Whenever a transaction is signed, a small license fee is charged to your account. The amount depends on the type of license you select, of which there are two types:

• A permanent license gives the user access to the signed content forever. For each permanent license, you are charged $.22.

neilmarr
05-06-2010, 01:35 PM
You don't seem to have offered a publisher's link here on in your profile, Fading. Might be helpful to see what kind of work's on offer. As has been said, though, I think you're in the wrong place to ask about DRM. It's like asking on the Amnesty International forums for advice on how best to lock up innocent folks for life. Cheers. Neil

AlexBell
05-07-2010, 05:56 AM
You don't seem to have offered a publisher's link here on in your profile, Fading. Might be helpful to see what kind of work's on offer.
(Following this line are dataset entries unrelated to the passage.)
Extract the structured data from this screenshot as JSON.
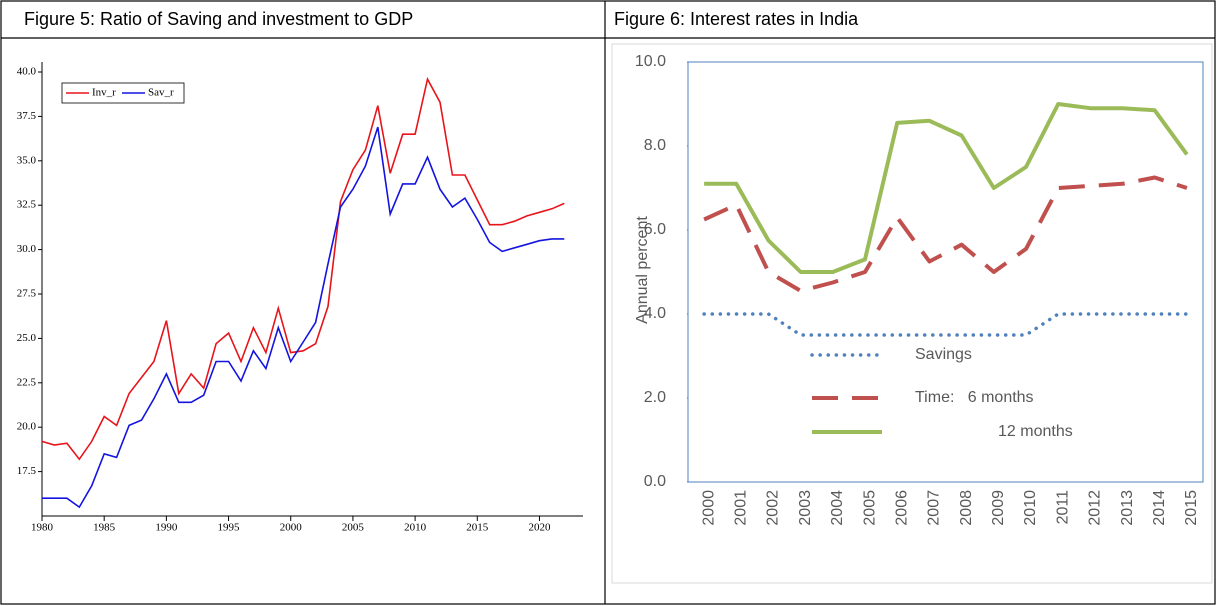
{
  "table": {
    "headers": [
      "Figure 5: Ratio of Saving and investment to GDP",
      "Figure 6: Interest rates in India"
    ]
  },
  "chart_data": [
    {
      "type": "line",
      "x": [
        1980,
        1981,
        1982,
        1983,
        1984,
        1985,
        1986,
        1987,
        1988,
        1989,
        1990,
        1991,
        1992,
        1993,
        1994,
        1995,
        1996,
        1997,
        1998,
        1999,
        2000,
        2001,
        2002,
        2003,
        2004,
        2005,
        2006,
        2007,
        2008,
        2009,
        2010,
        2011,
        2012,
        2013,
        2014,
        2015,
        2016,
        2017,
        2018,
        2019,
        2020,
        2021,
        2022
      ],
      "series": [
        {
          "name": "Inv_r",
          "color": "#e8141b",
          "values": [
            19.2,
            19.0,
            19.1,
            18.2,
            19.2,
            20.6,
            20.1,
            21.9,
            22.8,
            23.7,
            26.0,
            21.9,
            23.0,
            22.2,
            24.7,
            25.3,
            23.7,
            25.6,
            24.2,
            26.7,
            24.2,
            24.3,
            24.7,
            26.8,
            32.7,
            34.5,
            35.6,
            38.1,
            34.3,
            36.5,
            36.5,
            39.6,
            38.3,
            34.2,
            34.2,
            32.8,
            31.4,
            31.4,
            31.6,
            31.9,
            32.1,
            32.3,
            32.6
          ]
        },
        {
          "name": "Sav_r",
          "color": "#1414e0",
          "values": [
            16.0,
            16.0,
            16.0,
            15.5,
            16.7,
            18.5,
            18.3,
            20.1,
            20.4,
            21.6,
            23.0,
            21.4,
            21.4,
            21.8,
            23.7,
            23.7,
            22.6,
            24.3,
            23.3,
            25.6,
            23.7,
            24.8,
            25.9,
            29.2,
            32.4,
            33.4,
            34.7,
            36.9,
            32.0,
            33.7,
            33.7,
            35.2,
            33.4,
            32.4,
            32.9,
            31.7,
            30.4,
            29.9,
            30.1,
            30.3,
            30.5,
            30.6,
            30.6
          ]
        }
      ],
      "xlim": [
        1980,
        2023.5
      ],
      "xticks": [
        1980,
        1985,
        1990,
        1995,
        2000,
        2005,
        2010,
        2015,
        2020
      ],
      "ylim": [
        15,
        40
      ],
      "yticks": [
        17.5,
        {
          "value": 20,
          "label": "20.0"
        },
        22.5,
        {
          "value": 25,
          "label": "25.0"
        },
        27.5,
        {
          "value": 30,
          "label": "30.0"
        },
        32.5,
        {
          "value": 35,
          "label": "35.0"
        },
        37.5,
        {
          "value": 40,
          "label": "40.0"
        }
      ],
      "legend": "top-left"
    },
    {
      "type": "line",
      "y_label": "Annual percent",
      "categories": [
        "2000",
        "2001",
        "2002",
        "2003",
        "2004",
        "2005",
        "2006",
        "2007",
        "2008",
        "2009",
        "2010",
        "2011",
        "2012",
        "2013",
        "2014",
        "2015"
      ],
      "series": [
        {
          "name": "Savings",
          "color": "#4f81bd",
          "style": "dotted",
          "values": [
            4.0,
            4.0,
            4.0,
            3.5,
            3.5,
            3.5,
            3.5,
            3.5,
            3.5,
            3.5,
            3.5,
            4.0,
            4.0,
            4.0,
            4.0,
            4.0
          ]
        },
        {
          "name": "Time:   6 months",
          "color": "#c0504d",
          "style": "dashed",
          "values": [
            6.25,
            6.6,
            5.0,
            4.55,
            4.75,
            5.0,
            6.3,
            5.25,
            5.65,
            5.0,
            5.55,
            7.0,
            7.05,
            7.1,
            7.25,
            7.0
          ]
        },
        {
          "name": "12 months",
          "color": "#9bbb59",
          "style": "solid",
          "values": [
            7.1,
            7.1,
            5.75,
            5.0,
            5.0,
            5.3,
            8.55,
            8.6,
            8.25,
            7.0,
            7.5,
            9.0,
            8.9,
            8.9,
            8.85,
            7.8
          ]
        }
      ],
      "ylim": [
        0,
        10
      ],
      "yticks": [
        {
          "value": 0,
          "label": "0.0"
        },
        {
          "value": 2,
          "label": "2.0"
        },
        {
          "value": 4,
          "label": "4.0"
        },
        {
          "value": 6,
          "label": "6.0"
        },
        {
          "value": 8,
          "label": "8.0"
        },
        {
          "value": 10,
          "label": "10.0"
        }
      ],
      "legend": "bottom-center"
    }
  ]
}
As has been said, though, I think you're in the wrong place to ask about DRM. It's like asking on the Amnesty International forums for advice on how best to lock up innocent folks for life. Cheers. Neil

Great response, Neil. Your publishing firm and many others do not use DRM, and are thriving. So why on earth would anyone in their right mind want to use DRM?

Regards, Alex

Jonas777
05-08-2010, 06:44 AM
As others has said: DRM is not favoured here.
But you could also try what some Swedish publishers are trying: To add some watermarking instead of encrypting DRM.

HarryT
05-08-2010, 08:55 AM
As has been said, though, I think you're in the wrong place to ask about DRM.

The ePub forum is entirely the correct place to ask about ePub DRM.

DixieGal
05-08-2010, 09:20 AM
Accept it and move forward: there do be pirates.

But not too much. Try to equate it with how you feel about passing around a book, if that helps.

Adding DRM is just an annoying distraction that takes 2or 3 minutes to strip off, so why bother?

JSWolf
05-08-2010, 09:30 AM
I hope this publishing house is good enough to know how to properly format an eBook so it looks good. A lot of ePub come looking like it was slapped together by a child.

Gregpet
10-12-2011, 12:15 PM
Old thread but a related comment/question...

I wouldn't be so concerned about copying as much as someone getting in to the EPUB file and making changes to the content.

Is password protecting the EPUB file (but not copy protecting it) considered less controversial? Is it even possible?

Thanks,
Greg

Toxaris
10-12-2011, 12:37 PM
Sure it is possible. It probably cannot be read anymore, but it is possible...

st_albert
10-12-2011, 07:01 PM
If you're concerned about someone clandestinely making changes, you could publish the MD5 or SHA hash for the file. That should help others validate it.